What a concept: "living within one's means"...that's the definition of sustainability that I prefer.
RenewableEnergyWorld.com
Shifting from the Economics of Obesity to Sustainable Energy
The Potential for Clean Energy, Low-Carbon Gains through a 'Sustainable Energy Utility.'
A growing number of communities are developing comprehensive energy approaches that promise fundamental lifestyle changes similar to what we witnessed with information. These experiments include a “net zero energy” buildingscape (Austin, Texas), carless transport during certain hours (London), low/no-carbon communication (Google’s green data network) and industrial ecology-based manufacturing (Kalundbord, Denmark). All of these initiatives represent efforts to boldly craft 21st-century answers to the new era’s economic and social needs that go beyond the carbon accounting model hotly debated for 15 years. Indeed, these options seek to remove the problem rather than waste time counting molecules.
Unleashing the social and market forces that are needed to achieve a real transition to sustainability will require new institutions. The Sustainable Energy Utility (SEU) is just such an institution and was recently mandated by law in Delaware. Also by law, the state of Delaware is now required to reduce in-state energy use from all fuels by 30% before 2017 and source 20% of electricity from renewable sources by 2020. The SEU does not spend time penalizing failure to switch to clean energy; instead, it marshals capital and policy to reward and support those communities and businesses willing to build an entirely new future.
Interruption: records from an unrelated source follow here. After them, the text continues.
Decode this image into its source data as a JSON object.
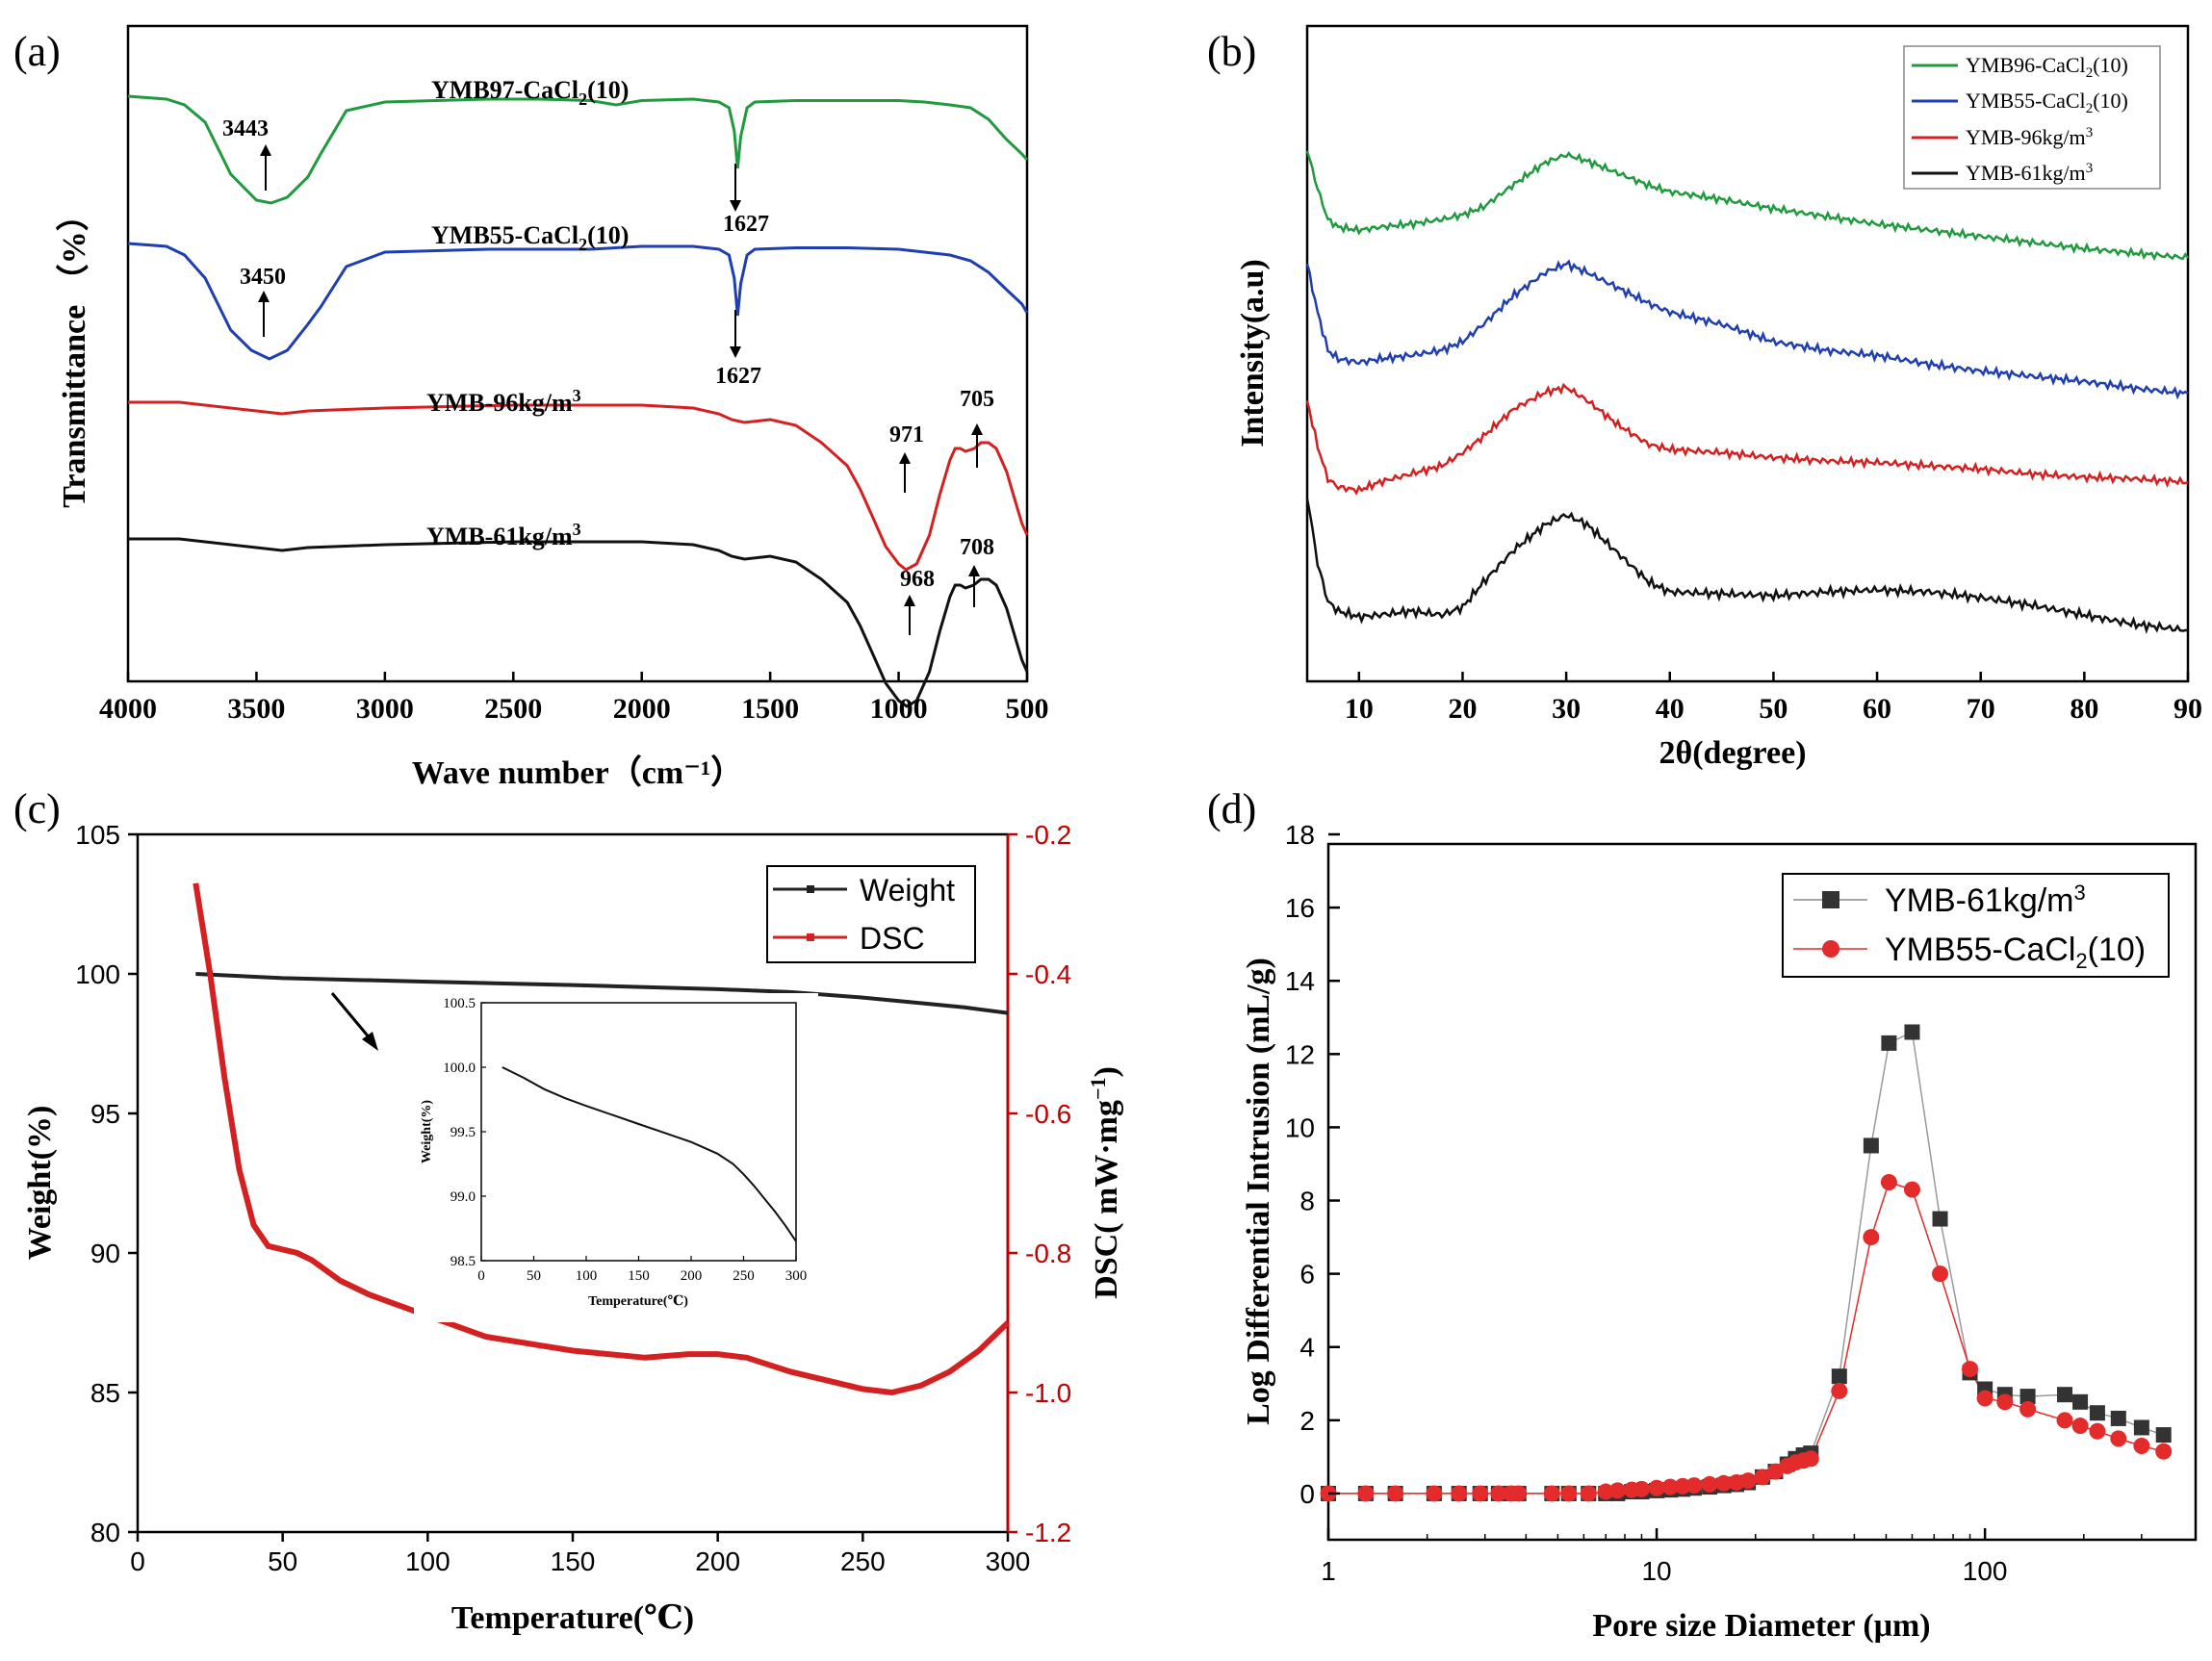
{
  "chart_data": [
    {
      "panel": "(a)",
      "type": "line",
      "title": "",
      "xlabel": "Wave number（cm⁻¹）",
      "ylabel": "Transmittance （%）",
      "xlim": [
        4000,
        500
      ],
      "x_ticks": [
        "4000",
        "3500",
        "3000",
        "2500",
        "2000",
        "1500",
        "1000",
        "500"
      ],
      "series": [
        {
          "name": "YMB97-CaCl₂(10)",
          "color": "#1f9a3e",
          "x": [
            4000,
            3850,
            3780,
            3700,
            3600,
            3500,
            3443,
            3380,
            3300,
            3250,
            3150,
            3000,
            2600,
            2400,
            2200,
            2100,
            2000,
            1800,
            1700,
            1660,
            1640,
            1627,
            1615,
            1590,
            1560,
            1400,
            1200,
            1000,
            900,
            800,
            720,
            650,
            580,
            520,
            500
          ],
          "y": [
            100,
            99,
            97,
            91,
            73,
            64,
            63,
            65,
            72,
            80,
            95,
            98,
            99,
            99,
            98.5,
            97,
            98.5,
            99,
            98,
            96,
            88,
            75,
            86,
            96,
            98,
            98.5,
            98.5,
            98.5,
            98,
            97,
            96,
            92,
            85,
            80,
            78
          ]
        },
        {
          "name": "YMB55-CaCl₂(10)",
          "color": "#1f3eb0",
          "x": [
            4000,
            3850,
            3780,
            3700,
            3600,
            3520,
            3450,
            3380,
            3300,
            3250,
            3150,
            3000,
            2600,
            2400,
            2200,
            2000,
            1800,
            1700,
            1660,
            1640,
            1627,
            1615,
            1590,
            1560,
            1400,
            1200,
            1000,
            900,
            800,
            720,
            650,
            580,
            520,
            500
          ],
          "y": [
            100,
            99,
            96,
            88,
            70,
            63,
            60,
            63,
            72,
            78,
            92,
            97,
            98,
            98,
            98,
            99,
            99,
            98,
            96,
            88,
            75,
            86,
            96,
            98,
            98.5,
            98.5,
            98,
            97,
            96,
            94,
            90,
            84,
            79,
            76
          ]
        },
        {
          "name": "YMB-96kg/m³",
          "color": "#d42020",
          "x": [
            4000,
            3800,
            3700,
            3500,
            3400,
            3300,
            3000,
            2500,
            2200,
            2000,
            1800,
            1700,
            1650,
            1600,
            1500,
            1400,
            1300,
            1200,
            1150,
            1100,
            1050,
            1000,
            971,
            930,
            880,
            840,
            800,
            780,
            760,
            740,
            705,
            680,
            650,
            620,
            580,
            540,
            520,
            500
          ],
          "y": [
            100,
            100,
            99.5,
            98.5,
            98,
            98.5,
            99,
            99.5,
            99.5,
            99.5,
            99,
            98,
            97,
            96.5,
            97,
            96,
            93,
            89,
            85,
            80,
            75,
            72,
            71,
            72,
            77,
            84,
            90,
            92,
            92,
            91.5,
            92,
            93,
            93,
            92,
            88,
            82,
            79,
            77
          ]
        },
        {
          "name": "YMB-61kg/m³",
          "color": "#111111",
          "x": [
            4000,
            3800,
            3700,
            3500,
            3400,
            3300,
            3000,
            2500,
            2200,
            2000,
            1800,
            1700,
            1650,
            1600,
            1500,
            1400,
            1300,
            1200,
            1150,
            1100,
            1050,
            1000,
            968,
            930,
            880,
            840,
            800,
            780,
            760,
            740,
            708,
            680,
            650,
            620,
            580,
            540,
            520,
            500
          ],
          "y": [
            100,
            100,
            99.5,
            98.5,
            98,
            98.5,
            99,
            99.5,
            99.5,
            99.5,
            99,
            98,
            97,
            96.5,
            97,
            96,
            93,
            89,
            85,
            80,
            75,
            72,
            71,
            72,
            77,
            84,
            90,
            92,
            92,
            91.5,
            92,
            93,
            93,
            92,
            88,
            82,
            79,
            77
          ]
        }
      ],
      "annotations": [
        "3443",
        "1627",
        "3450",
        "1627",
        "971",
        "705",
        "968",
        "708"
      ],
      "curve_labels": [
        "YMB97-CaCl₂(10)",
        "YMB55-CaCl₂(10)",
        "YMB-96kg/m³",
        "YMB-61kg/m³"
      ]
    },
    {
      "panel": "(b)",
      "type": "line",
      "title": "",
      "xlabel": "2θ(degree)",
      "ylabel": "Intensity(a.u)",
      "xlim": [
        5,
        90
      ],
      "x_ticks": [
        "10",
        "20",
        "30",
        "40",
        "50",
        "60",
        "70",
        "80",
        "90"
      ],
      "legend": [
        "YMB96-CaCl₂(10)",
        "YMB55-CaCl₂(10)",
        "YMB-96kg/m³",
        "YMB-61kg/m³"
      ],
      "legend_placement": "top-right",
      "series": [
        {
          "name": "YMB96-CaCl₂(10)",
          "color": "#1f9a3e",
          "x": [
            5,
            6,
            7,
            8,
            10,
            12,
            15,
            18,
            20,
            22,
            25,
            28,
            30,
            32,
            35,
            38,
            40,
            45,
            50,
            55,
            60,
            65,
            70,
            75,
            80,
            85,
            90
          ],
          "y": [
            1.0,
            0.75,
            0.55,
            0.5,
            0.48,
            0.5,
            0.52,
            0.55,
            0.58,
            0.63,
            0.78,
            0.92,
            0.97,
            0.93,
            0.85,
            0.77,
            0.73,
            0.68,
            0.62,
            0.57,
            0.52,
            0.48,
            0.44,
            0.4,
            0.36,
            0.33,
            0.3
          ]
        },
        {
          "name": "YMB55-CaCl₂(10)",
          "color": "#1f3eb0",
          "x": [
            5,
            6,
            7,
            8,
            10,
            12,
            15,
            18,
            20,
            22,
            25,
            28,
            30,
            32,
            35,
            38,
            40,
            45,
            50,
            55,
            60,
            65,
            70,
            75,
            80,
            85,
            90
          ],
          "y": [
            1.0,
            0.72,
            0.5,
            0.45,
            0.43,
            0.45,
            0.47,
            0.5,
            0.55,
            0.65,
            0.82,
            0.95,
            1.0,
            0.95,
            0.86,
            0.77,
            0.72,
            0.65,
            0.55,
            0.5,
            0.47,
            0.42,
            0.38,
            0.35,
            0.32,
            0.28,
            0.25
          ]
        },
        {
          "name": "YMB-96kg/m³",
          "color": "#d42020",
          "x": [
            5,
            6,
            7,
            8,
            10,
            12,
            15,
            18,
            20,
            22,
            25,
            28,
            30,
            32,
            35,
            38,
            40,
            45,
            50,
            55,
            60,
            65,
            70,
            75,
            80,
            85,
            90
          ],
          "y": [
            1.0,
            0.72,
            0.52,
            0.47,
            0.45,
            0.5,
            0.55,
            0.6,
            0.68,
            0.78,
            0.95,
            1.05,
            1.08,
            1.0,
            0.85,
            0.73,
            0.7,
            0.68,
            0.65,
            0.63,
            0.62,
            0.6,
            0.58,
            0.55,
            0.53,
            0.52,
            0.5
          ]
        },
        {
          "name": "YMB-61kg/m³",
          "color": "#111111",
          "x": [
            5,
            6,
            7,
            8,
            10,
            12,
            15,
            18,
            20,
            22,
            25,
            28,
            30,
            32,
            35,
            38,
            40,
            45,
            50,
            55,
            60,
            65,
            70,
            75,
            80,
            85,
            90
          ],
          "y": [
            1.0,
            0.65,
            0.45,
            0.4,
            0.37,
            0.38,
            0.4,
            0.38,
            0.42,
            0.55,
            0.72,
            0.85,
            0.9,
            0.85,
            0.7,
            0.55,
            0.5,
            0.49,
            0.48,
            0.5,
            0.51,
            0.5,
            0.47,
            0.43,
            0.38,
            0.33,
            0.3
          ]
        }
      ]
    },
    {
      "panel": "(c)",
      "type": "line",
      "title": "",
      "xlabel": "Temperature(℃)",
      "ylabel": "Weight(%)",
      "y2label": "DSC( mW·mg⁻¹)",
      "xlim": [
        0,
        300
      ],
      "ylim": [
        80,
        105
      ],
      "y2lim": [
        -1.2,
        -0.2
      ],
      "x_ticks": [
        "0",
        "50",
        "100",
        "150",
        "200",
        "250",
        "300"
      ],
      "y_ticks": [
        "80",
        "85",
        "90",
        "95",
        "100",
        "105"
      ],
      "y2_ticks": [
        "-1.2",
        "-1.0",
        "-0.8",
        "-0.6",
        "-0.4",
        "-0.2"
      ],
      "legend": [
        "Weight",
        "DSC"
      ],
      "legend_placement": "top-right",
      "series": [
        {
          "name": "Weight",
          "color": "#222222",
          "axis": "left",
          "x": [
            20,
            50,
            100,
            150,
            200,
            225,
            250,
            270,
            285,
            300
          ],
          "y": [
            100.0,
            99.85,
            99.72,
            99.6,
            99.45,
            99.35,
            99.15,
            98.95,
            98.8,
            98.6
          ]
        },
        {
          "name": "DSC",
          "color": "#d42020",
          "axis": "right",
          "x": [
            20,
            25,
            30,
            35,
            40,
            45,
            50,
            55,
            60,
            70,
            80,
            100,
            120,
            150,
            175,
            190,
            200,
            210,
            225,
            250,
            260,
            270,
            280,
            290,
            300
          ],
          "y": [
            -0.27,
            -0.4,
            -0.55,
            -0.68,
            -0.76,
            -0.79,
            -0.795,
            -0.8,
            -0.81,
            -0.84,
            -0.86,
            -0.89,
            -0.92,
            -0.94,
            -0.95,
            -0.945,
            -0.945,
            -0.95,
            -0.97,
            -0.995,
            -1.0,
            -0.99,
            -0.97,
            -0.94,
            -0.9
          ]
        }
      ],
      "inset": {
        "xlabel": "Temperature(℃)",
        "ylabel": "Weight(%)",
        "xlim": [
          0,
          300
        ],
        "ylim": [
          98.5,
          100.5
        ],
        "x_ticks": [
          "0",
          "50",
          "100",
          "150",
          "200",
          "250",
          "300"
        ],
        "y_ticks": [
          "98.5",
          "99.0",
          "99.5",
          "100.0",
          "100.5"
        ],
        "x": [
          20,
          40,
          60,
          80,
          100,
          125,
          150,
          175,
          200,
          225,
          240,
          250,
          260,
          270,
          280,
          290,
          300
        ],
        "y": [
          100.0,
          99.92,
          99.83,
          99.76,
          99.7,
          99.63,
          99.56,
          99.49,
          99.42,
          99.33,
          99.25,
          99.17,
          99.08,
          98.98,
          98.88,
          98.77,
          98.65
        ]
      }
    },
    {
      "panel": "(d)",
      "type": "scatter",
      "title": "",
      "xlabel": "Pore size Diameter (μm)",
      "ylabel": "Log Differential Intrusion (mL/g)",
      "xscale": "log",
      "xlim": [
        1,
        400
      ],
      "ylim": [
        -1,
        18
      ],
      "x_ticks": [
        "1",
        "10",
        "100"
      ],
      "y_ticks": [
        "0",
        "2",
        "4",
        "6",
        "8",
        "10",
        "12",
        "14",
        "16",
        "18"
      ],
      "legend": [
        "YMB-61kg/m³",
        "YMB55-CaCl₂(10)"
      ],
      "legend_placement": "top-right",
      "series": [
        {
          "name": "YMB-61kg/m³",
          "color": "#333333",
          "marker": "square",
          "x": [
            1,
            1.3,
            1.6,
            2.1,
            2.5,
            2.9,
            3.3,
            3.6,
            3.8,
            4.8,
            5.4,
            6.2,
            7,
            7.6,
            8.4,
            9,
            10,
            11,
            12,
            13,
            14.5,
            16,
            17.5,
            19,
            21,
            23,
            25,
            26.5,
            28,
            29.5,
            36,
            45,
            51,
            60,
            73,
            90,
            100,
            115,
            135,
            175,
            195,
            220,
            255,
            300,
            350
          ],
          "y": [
            0,
            0,
            0,
            0,
            0,
            0,
            0,
            0,
            0,
            0,
            0,
            0,
            0,
            0,
            0.05,
            0.05,
            0.08,
            0.1,
            0.12,
            0.15,
            0.18,
            0.22,
            0.25,
            0.3,
            0.45,
            0.6,
            0.8,
            0.95,
            1.05,
            1.1,
            3.2,
            9.5,
            12.3,
            12.6,
            7.5,
            3.3,
            2.85,
            2.7,
            2.65,
            2.7,
            2.5,
            2.2,
            2.05,
            1.8,
            1.6
          ]
        },
        {
          "name": "YMB55-CaCl₂(10)",
          "color": "#e42b2b",
          "marker": "circle",
          "x": [
            1,
            1.3,
            1.6,
            2.1,
            2.5,
            2.9,
            3.3,
            3.6,
            3.8,
            4.8,
            5.4,
            6.2,
            7,
            7.6,
            8.4,
            9,
            10,
            11,
            12,
            13,
            14.5,
            16,
            17.5,
            19,
            21,
            23,
            25,
            26.5,
            28,
            29.5,
            36,
            45,
            51,
            60,
            73,
            90,
            100,
            115,
            135,
            175,
            195,
            220,
            255,
            300,
            350
          ],
          "y": [
            0,
            0,
            0,
            0,
            0,
            0,
            0,
            0,
            0,
            0,
            0,
            0,
            0.05,
            0.08,
            0.1,
            0.12,
            0.15,
            0.18,
            0.2,
            0.22,
            0.25,
            0.28,
            0.3,
            0.35,
            0.45,
            0.6,
            0.75,
            0.85,
            0.9,
            0.95,
            2.8,
            7.0,
            8.5,
            8.3,
            6.0,
            3.4,
            2.6,
            2.5,
            2.3,
            2.0,
            1.85,
            1.7,
            1.5,
            1.3,
            1.15
          ]
        }
      ]
    }
  ]
}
Just What Is a Sustainable Energy Utility, and Why Do We Need It?
Designed as an independent, non-profit, and financially self-sufficient entity, the SEU delivers energy efficiency, conservation and distributed renewable energy to everyone. Its distinction lies in its potential to help overcome the formidable disincentives to investing in sustainable energy, such as the misalignment between the utility provider’s and customer’s returns on investment and the government rules that create risks for the future value of investments. The SEU seeks to capitalize on the fact that with sustainable energy the individual benefits may be small in isolation, but they are massive in aggregate.